Angel of Blood said:


> Nicodemus does no such thing, unless you are referring to Guillimans loyalty, which is much more complicated, and even then he requests that Dantioch go to Terra to help fortify the Palace, not go to Ultramar, so peoples views on Guillimans loyalty here is moot anyway.


The smurf did not confirm the IW Primarch was a traitor neither did he deny it.


----------



## Angel of Blood (Aug 18, 2010)

locustgate said:


> The smurf did not confirm the IW Primarch was a traitor neither did he deny it.


He does actually, and it's pretty heavily implied he would have told them when he first arrived. He informed Dantioch and his garrison that Horus had turned from the Emperor, and to quote the Warsmith "You slandered my father primarch and besmirched the IV Legion with accusations of rebellion, heresy and murder.". The Tetrarch himself then explains why Roboute thought Dantioch would be loyal "The Warmaster could exploit the weakness of your primarch's pride." 

It's abundantly clear he told them that Perturabo had turned traitor, and even if those quotes weren't said, he would have surely denied that Perturabo had joined Horus after Krendl had left.


Going back to the loyalists within the traitor Legions.
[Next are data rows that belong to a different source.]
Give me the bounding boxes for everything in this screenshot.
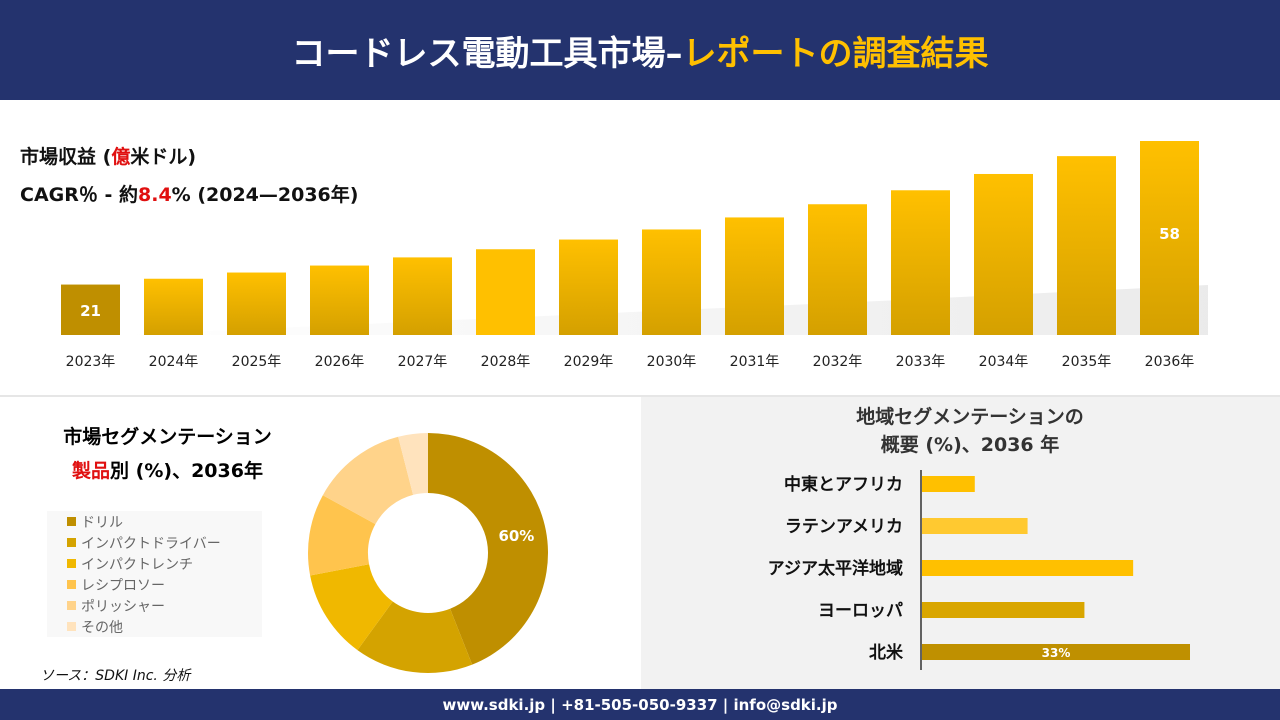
x-tick-label: 2033年 [896,354,946,370]
revenue-label: 市場収益 (億米ドル) [20,138,358,176]
x-tick-label: 2035年 [1062,354,1112,370]
region-label: 北米 [869,642,904,663]
legend-item: インパクトドライバー [67,532,262,553]
donut-slice [310,564,393,651]
bar [61,284,120,335]
region-bar [922,602,1085,618]
x-tick-label: 2031年 [730,354,780,370]
region-label: ヨーロッパ [818,601,903,621]
x-tick-label: 2027年 [398,354,448,370]
segment-title: 市場セグメンテーション 製品別 (%)、2036年 [0,420,335,488]
legend-label: インパクトレンチ [81,556,193,573]
x-tick-label: 2025年 [232,354,282,370]
x-tick-label: 2030年 [647,354,697,370]
bar [476,249,535,335]
legend-item: ドリル [67,511,262,532]
cagr-pre: CAGR％ - 約 [20,184,138,206]
header-banner: コードレス電動工具市場– レポートの調査結果 [0,0,1280,100]
segment-title-red: 製品 [72,460,111,482]
legend-label: ポリッシャー [81,598,165,615]
legend-item: ポリッシャー [67,595,262,616]
bar [642,229,701,335]
data-label: 21 [80,302,101,320]
region-title: 地域セグメンテーションの 概要 (%)、2036 年 [800,403,1140,459]
legend-item: レシプロソー [67,574,262,595]
bar [725,217,784,335]
x-tick-label: 2029年 [564,354,614,370]
bar [559,239,618,335]
rev-red: 億 [111,146,131,168]
title-yellow: レポートの調査結果 [682,33,989,74]
region-bar [922,518,1028,534]
x-tick-label: 2023年 [66,354,116,370]
bar [891,190,950,335]
x-tick-label: 2034年 [979,354,1029,370]
legend-swatch [67,517,76,526]
donut-slice [398,433,428,495]
donut-slice [357,601,473,673]
donut-legend: ドリルインパクトドライバー インパクトレンチ レシプロソー ポリッシャー その他 [47,511,262,637]
x-tick-label: 2026年 [315,354,365,370]
legend-label: インパクトドライバー [81,535,221,552]
legend-swatch [67,538,76,547]
bar [808,204,867,335]
revenue-bar-chart: 2023年 21 2024年 2025年 2026年 2027年 2028年 2029年 203… [61,141,1208,370]
segment-title-line1: 市場セグメンテーション [63,426,272,448]
legend-swatch [67,601,76,610]
legend-swatch [67,622,76,631]
x-tick-label: 2028年 [481,354,531,370]
bar [310,265,369,335]
donut-slice [428,433,549,665]
donut-slice [322,436,414,525]
rev-post: 米ドル) [130,146,197,168]
source-note: ソース：SDKI Inc. 分析 [40,668,191,684]
region-data-label: 33% [1042,646,1071,660]
cagr-post: % (2024—2036年) [171,184,359,206]
legend-swatch [67,580,76,589]
segment-title-rest: 別 (%)、2036年 [110,460,263,482]
x-tick-label: 2024年 [149,354,199,370]
bar [144,278,203,335]
legend-label: ドリル [81,514,123,531]
legend-label: その他 [81,619,123,636]
region-panel [641,397,1280,689]
bar [227,272,286,335]
data-label: 58 [1159,225,1180,243]
donut-data-label: 60% [498,527,534,545]
region-bar [922,644,1190,660]
title-white: コードレス電動工具市場– [291,33,683,74]
region-title-line1: 地域セグメンテーションの [856,406,1084,428]
region-label: 中東とアフリカ [784,474,903,495]
legend-label: レシプロソー [81,577,165,594]
chart-info: 市場収益 (億米ドル) CAGR％ - 約8.4% (2024—2036年) [20,138,358,214]
bar [1057,156,1116,335]
cagr-label: CAGR％ - 約8.4% (2024—2036年) [20,176,358,214]
region-bar [922,476,975,492]
bar [974,173,1033,335]
donut-slice [308,495,376,576]
legend-swatch [67,559,76,568]
region-label: アジア太平洋地域 [768,558,903,579]
x-tick-label: 2032年 [813,354,863,370]
footer: www.sdki.jp | +81-505-050-9337 | info@sd… [0,689,1280,720]
legend-item: その他 [67,616,262,637]
region-label: ラテンアメリカ [785,517,903,537]
region-title-line2: 概要 (%)、2036 年 [880,434,1060,456]
bar [393,257,452,335]
bar [1140,141,1199,335]
legend-item: インパクトレンチ [67,553,262,574]
divider [0,395,1280,397]
cagr-value: 8.4 [138,184,172,206]
x-tick-label: 2036年 [1145,354,1195,370]
product-donut-chart: 60% [308,433,549,673]
region-bar [922,560,1134,576]
rev-pre: 市場収益 ( [20,146,112,168]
So far we have confirmed loyalists fighting for the Imperium from the:
Sons of Horus, now calling themselves Luna Wolfs again.
World Eaters
Death Guard
Emperors Children
Thousand Sons
Iron Warriors

Whilst there are no known loyalist Word Bearers, they did cull their ranks long before the Heresy of any they didn't believe could be turned from the Emperor. I very much doubt we will see any in the series now.

The Night Lords have none either, and there seems to be no indication whatsoever that any of them would even have needed to be culled at any point. Though it is worth mentioning that a great deal of people are speculating a certain officer of the VIII Legion may very well rejoin the Imperium.

Which leaves us with the enigmatic Alpha Legion. Now questionable, mysterious, pragmatic loyalties that _Legion_ left us with, more recent stories have started to show cracks developing between the twins regarding their intentions and motives. Author interviews and seminars have also hinted at the Legions being divided. It's probably worth noting that the Legionnaires themselves aren't exactly loyalists or traitors, rather they follow whichever direction either primarch is taking them in at that given moment. Which should be interesting should Omegon say, turn completely loyal, how he will try and take the Legion with him, or how he will choose who to take with him.


----------



## locustgate (Dec 6, 2009)

Angel of Blood said:


> The Tetrarch himself then explains why Roboute thought Dantioch would be loyal "The Warmaster could exploit the weakness of your primarch's pride."


That is not confirming nor denying. He is saying COULD not DID/HAS/IS/ETC.


----------



## Angel of Blood (Aug 18, 2010)

locustgate said:


> That is not confirming nor denying. He is saying COULD not DID/HAS/IS/ETC.


I think you're just being pedantic here. In the context of the conversation, having just discussed in length how Perturabo has turned traitor with the traitors, the 'could' isn't a potential or hypothetical, it's a statement of fact. As is the other quote I provided. And once again, Nicodemius has nothing to gain by telling them Perturabo is loyal, they believe he is a traitor, they are clearly very loyal to the Emperor and utterly against Horus. He doesn't even need to say Perturabo has turned traitor, even though he clearly has in a past conversation as per my first provided quote, he doesn't need to because Dantioch and his men have already declared their loyalty to the Emperor and rejection of Horus.


----------